Some take the teaching on not being too righteous in a similar vein - strive for balance and moderation in all things. The medieval scholar Abraham ibn Ezra commented: “If you pray from morning until evening and fast and do similar things, you will become desolate, meaning you will depart from the way of civilization/settlement, as do those who become hermits.”
There is a form of righteousness which leads you away from people. And while a retreat from the mess of being around actual people has its place, our purpose isn’t to be good and alone. The first human’s existence prompted God to say “It is not good for a person to be alone!” (Bereishit / Genesis 2:18). In a surprising way, God sometimes prefers politics (the art of figuring out how to live together without murdering each other) over pure righteousness.
Looking up from the pages of Kohelet to view October 7, the past two years of war and tragedy for Palestinians and Israelis, and this fragile moment where a cessation of violence and return of hostages seems possible, what do we see? (You may be reading this and seeing something new already that wasn’t there while I was writing. So many feelings are swirling right now around this new deal - a mixture of hope and anticipation, steeling against possible disappointment, a clear awareness that hostages returning home and fewer people dying is a good thing, and uncertainty about what will come of this moment in terms of justice and safety for all people in the region.)
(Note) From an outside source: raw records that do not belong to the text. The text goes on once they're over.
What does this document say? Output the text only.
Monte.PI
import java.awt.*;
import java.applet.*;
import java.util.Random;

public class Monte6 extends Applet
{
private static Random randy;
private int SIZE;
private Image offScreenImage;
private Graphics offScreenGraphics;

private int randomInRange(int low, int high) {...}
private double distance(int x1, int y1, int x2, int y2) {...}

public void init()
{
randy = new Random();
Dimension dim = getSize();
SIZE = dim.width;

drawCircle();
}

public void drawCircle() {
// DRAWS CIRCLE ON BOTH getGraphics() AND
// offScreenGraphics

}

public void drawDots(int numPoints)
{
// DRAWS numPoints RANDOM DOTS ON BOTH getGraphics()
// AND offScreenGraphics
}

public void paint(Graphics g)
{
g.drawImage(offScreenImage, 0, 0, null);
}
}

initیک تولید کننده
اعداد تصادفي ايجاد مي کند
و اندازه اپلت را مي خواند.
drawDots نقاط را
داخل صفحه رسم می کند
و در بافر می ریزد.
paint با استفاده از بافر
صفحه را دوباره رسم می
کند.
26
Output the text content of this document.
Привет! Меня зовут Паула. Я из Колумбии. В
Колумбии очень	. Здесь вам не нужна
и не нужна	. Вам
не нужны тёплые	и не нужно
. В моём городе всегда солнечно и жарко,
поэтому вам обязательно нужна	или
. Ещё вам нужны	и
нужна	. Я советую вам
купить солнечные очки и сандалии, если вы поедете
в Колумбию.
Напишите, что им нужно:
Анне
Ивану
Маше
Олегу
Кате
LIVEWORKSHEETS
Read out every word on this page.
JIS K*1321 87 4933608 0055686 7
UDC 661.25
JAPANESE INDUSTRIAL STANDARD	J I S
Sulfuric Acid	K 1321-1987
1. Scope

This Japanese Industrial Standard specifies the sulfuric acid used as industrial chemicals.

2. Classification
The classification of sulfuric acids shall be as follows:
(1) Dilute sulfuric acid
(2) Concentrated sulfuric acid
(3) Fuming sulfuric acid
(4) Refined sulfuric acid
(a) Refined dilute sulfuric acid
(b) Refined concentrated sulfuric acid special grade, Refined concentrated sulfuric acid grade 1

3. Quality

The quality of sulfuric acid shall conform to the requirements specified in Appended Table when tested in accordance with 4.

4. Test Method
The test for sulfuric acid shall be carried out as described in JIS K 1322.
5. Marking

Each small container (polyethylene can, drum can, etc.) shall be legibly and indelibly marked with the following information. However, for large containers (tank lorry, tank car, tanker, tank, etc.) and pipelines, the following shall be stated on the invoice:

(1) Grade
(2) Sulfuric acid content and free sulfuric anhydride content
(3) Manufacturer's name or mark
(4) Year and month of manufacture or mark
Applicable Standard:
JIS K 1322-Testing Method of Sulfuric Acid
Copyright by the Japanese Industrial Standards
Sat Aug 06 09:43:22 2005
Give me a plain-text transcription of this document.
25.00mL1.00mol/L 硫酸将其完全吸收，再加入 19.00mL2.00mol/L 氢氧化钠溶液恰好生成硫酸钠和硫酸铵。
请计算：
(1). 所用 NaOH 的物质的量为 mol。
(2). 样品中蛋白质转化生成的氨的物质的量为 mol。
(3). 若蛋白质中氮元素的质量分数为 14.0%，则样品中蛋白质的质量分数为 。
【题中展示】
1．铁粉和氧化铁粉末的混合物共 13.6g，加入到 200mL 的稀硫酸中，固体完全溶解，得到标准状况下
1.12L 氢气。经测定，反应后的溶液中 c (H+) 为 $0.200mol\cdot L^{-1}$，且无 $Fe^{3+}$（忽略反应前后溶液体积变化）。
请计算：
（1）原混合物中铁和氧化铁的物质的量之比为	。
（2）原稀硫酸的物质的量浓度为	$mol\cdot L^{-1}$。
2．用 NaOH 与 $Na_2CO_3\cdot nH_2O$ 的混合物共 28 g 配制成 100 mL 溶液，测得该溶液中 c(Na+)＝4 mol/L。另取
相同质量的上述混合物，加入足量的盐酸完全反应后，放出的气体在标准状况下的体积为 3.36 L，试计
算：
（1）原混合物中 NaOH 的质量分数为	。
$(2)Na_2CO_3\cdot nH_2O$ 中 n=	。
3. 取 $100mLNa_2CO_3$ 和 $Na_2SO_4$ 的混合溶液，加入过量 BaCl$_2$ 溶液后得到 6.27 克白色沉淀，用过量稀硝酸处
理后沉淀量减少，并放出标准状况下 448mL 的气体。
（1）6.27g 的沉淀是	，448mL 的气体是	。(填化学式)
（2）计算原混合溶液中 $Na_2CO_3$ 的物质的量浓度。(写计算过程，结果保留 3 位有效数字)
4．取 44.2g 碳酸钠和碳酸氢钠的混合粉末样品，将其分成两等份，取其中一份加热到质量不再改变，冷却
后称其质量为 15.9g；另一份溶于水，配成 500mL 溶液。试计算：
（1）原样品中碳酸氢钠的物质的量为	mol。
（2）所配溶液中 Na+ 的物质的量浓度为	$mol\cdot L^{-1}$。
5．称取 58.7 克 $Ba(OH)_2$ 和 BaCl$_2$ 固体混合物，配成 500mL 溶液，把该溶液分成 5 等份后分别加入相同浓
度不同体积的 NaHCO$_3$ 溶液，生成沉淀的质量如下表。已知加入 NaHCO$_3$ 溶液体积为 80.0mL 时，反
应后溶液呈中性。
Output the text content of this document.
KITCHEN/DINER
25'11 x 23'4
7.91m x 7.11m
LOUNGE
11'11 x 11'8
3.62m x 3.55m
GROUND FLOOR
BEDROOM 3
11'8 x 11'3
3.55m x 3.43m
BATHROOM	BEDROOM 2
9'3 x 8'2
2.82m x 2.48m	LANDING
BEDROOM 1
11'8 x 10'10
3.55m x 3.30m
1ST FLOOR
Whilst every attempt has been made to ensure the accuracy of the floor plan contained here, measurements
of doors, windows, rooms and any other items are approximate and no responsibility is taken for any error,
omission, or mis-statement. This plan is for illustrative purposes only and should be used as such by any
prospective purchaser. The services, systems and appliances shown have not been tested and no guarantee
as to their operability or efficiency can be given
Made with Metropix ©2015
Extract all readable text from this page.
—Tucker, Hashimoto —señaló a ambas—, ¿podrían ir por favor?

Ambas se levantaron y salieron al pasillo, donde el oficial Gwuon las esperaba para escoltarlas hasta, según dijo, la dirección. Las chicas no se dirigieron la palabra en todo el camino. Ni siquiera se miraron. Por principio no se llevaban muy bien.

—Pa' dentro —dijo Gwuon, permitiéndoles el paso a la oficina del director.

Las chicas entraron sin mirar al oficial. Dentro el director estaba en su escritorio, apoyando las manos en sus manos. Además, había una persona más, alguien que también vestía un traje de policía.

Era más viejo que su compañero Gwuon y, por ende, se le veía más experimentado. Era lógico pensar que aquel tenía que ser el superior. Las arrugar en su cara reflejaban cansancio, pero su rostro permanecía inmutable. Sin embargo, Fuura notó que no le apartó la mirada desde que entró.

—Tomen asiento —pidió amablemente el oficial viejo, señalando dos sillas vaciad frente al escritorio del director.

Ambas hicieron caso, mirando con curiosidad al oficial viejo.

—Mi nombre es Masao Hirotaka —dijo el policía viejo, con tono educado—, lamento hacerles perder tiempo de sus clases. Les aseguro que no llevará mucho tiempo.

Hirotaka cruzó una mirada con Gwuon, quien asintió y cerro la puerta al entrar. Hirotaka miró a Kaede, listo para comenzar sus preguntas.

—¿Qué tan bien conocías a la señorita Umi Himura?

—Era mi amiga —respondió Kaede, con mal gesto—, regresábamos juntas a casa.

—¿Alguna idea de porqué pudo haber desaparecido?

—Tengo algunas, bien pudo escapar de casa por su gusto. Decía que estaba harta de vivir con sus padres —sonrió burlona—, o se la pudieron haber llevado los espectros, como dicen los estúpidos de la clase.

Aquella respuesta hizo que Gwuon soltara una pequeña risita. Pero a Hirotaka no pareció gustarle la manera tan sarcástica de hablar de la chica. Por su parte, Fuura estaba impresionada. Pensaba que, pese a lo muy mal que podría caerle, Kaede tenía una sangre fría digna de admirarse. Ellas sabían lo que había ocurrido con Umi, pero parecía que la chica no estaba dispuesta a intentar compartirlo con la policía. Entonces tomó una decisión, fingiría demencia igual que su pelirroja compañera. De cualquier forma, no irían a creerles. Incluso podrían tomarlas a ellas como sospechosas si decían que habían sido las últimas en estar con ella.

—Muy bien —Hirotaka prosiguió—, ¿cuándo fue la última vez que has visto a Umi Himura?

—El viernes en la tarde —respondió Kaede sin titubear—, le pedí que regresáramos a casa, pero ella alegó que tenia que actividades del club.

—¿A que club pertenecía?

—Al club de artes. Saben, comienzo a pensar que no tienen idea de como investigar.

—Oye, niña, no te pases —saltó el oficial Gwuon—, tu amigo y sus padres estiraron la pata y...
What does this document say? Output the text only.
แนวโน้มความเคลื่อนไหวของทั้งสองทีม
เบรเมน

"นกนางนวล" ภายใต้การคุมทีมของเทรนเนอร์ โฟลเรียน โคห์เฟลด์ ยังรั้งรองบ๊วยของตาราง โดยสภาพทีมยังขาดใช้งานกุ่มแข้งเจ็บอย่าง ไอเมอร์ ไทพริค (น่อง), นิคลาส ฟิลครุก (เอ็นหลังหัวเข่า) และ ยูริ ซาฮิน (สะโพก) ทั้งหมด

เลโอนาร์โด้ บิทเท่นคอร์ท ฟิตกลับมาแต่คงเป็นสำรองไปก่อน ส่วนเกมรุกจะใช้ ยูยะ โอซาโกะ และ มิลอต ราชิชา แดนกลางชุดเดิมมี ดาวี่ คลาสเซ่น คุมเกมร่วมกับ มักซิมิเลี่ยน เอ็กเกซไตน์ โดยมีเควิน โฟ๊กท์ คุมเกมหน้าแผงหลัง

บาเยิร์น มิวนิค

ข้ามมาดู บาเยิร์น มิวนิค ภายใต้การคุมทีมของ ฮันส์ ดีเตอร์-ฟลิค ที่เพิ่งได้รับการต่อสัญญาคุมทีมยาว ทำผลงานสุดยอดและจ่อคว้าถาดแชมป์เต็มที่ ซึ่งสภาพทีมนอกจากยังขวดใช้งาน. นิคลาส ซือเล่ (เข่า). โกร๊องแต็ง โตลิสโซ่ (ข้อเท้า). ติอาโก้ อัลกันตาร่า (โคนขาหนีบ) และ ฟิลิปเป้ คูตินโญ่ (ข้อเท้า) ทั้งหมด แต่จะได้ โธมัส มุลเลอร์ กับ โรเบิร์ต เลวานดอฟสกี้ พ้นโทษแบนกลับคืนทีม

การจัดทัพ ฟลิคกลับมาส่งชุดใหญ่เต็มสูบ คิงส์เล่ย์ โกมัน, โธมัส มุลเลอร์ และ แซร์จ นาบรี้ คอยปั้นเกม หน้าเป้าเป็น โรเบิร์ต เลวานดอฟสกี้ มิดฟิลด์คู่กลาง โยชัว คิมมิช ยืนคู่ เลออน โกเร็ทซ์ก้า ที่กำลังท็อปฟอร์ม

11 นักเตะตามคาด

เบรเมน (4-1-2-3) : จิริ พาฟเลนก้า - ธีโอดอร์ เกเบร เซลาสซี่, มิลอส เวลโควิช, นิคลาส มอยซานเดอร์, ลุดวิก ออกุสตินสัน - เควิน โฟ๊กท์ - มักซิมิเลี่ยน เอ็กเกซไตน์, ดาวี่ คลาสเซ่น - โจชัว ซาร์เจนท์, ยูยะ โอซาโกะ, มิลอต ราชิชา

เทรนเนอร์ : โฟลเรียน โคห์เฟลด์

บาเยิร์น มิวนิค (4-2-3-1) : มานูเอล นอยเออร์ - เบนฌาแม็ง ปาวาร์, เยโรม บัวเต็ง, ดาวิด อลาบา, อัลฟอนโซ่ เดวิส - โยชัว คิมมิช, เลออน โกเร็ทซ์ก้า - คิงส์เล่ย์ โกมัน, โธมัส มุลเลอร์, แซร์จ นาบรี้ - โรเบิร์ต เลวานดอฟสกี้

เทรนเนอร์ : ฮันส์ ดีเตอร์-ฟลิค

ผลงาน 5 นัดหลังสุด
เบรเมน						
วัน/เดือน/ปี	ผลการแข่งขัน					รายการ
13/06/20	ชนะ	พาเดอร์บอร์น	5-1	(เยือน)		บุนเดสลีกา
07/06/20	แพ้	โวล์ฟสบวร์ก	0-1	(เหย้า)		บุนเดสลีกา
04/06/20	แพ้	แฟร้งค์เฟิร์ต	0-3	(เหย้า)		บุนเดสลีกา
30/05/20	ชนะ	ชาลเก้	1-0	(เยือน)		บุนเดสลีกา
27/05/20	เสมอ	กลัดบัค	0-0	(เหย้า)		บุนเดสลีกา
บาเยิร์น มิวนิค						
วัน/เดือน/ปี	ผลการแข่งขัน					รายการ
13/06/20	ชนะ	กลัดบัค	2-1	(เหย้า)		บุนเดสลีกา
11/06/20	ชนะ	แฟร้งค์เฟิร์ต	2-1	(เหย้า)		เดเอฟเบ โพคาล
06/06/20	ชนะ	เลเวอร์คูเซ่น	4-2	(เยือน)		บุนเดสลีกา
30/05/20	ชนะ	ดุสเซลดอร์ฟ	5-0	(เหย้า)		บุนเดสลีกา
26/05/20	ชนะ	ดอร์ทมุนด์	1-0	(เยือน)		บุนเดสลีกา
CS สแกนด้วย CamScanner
Rabbi Jill Jacobs of T’ruah wrote in a recent letter:
In a world of hot takes and of insistence on ideological purity, it takes humility to say that we don’t know what is going to happen… It’s easy to despair, and to give up. The challenge is to believe that a different world is possible, to draw the blueprints, and to build it little by little.
To build a sukkah, to sit in its vulnerable shelter, and to gaze out at the same old world, is to be offered a new vision, another sort of bifocals that balance humility with chutzpah.
This year, let each day, Jewish and secular, become another anniversary of when we kept our hearts open and our hands busy building a better world together.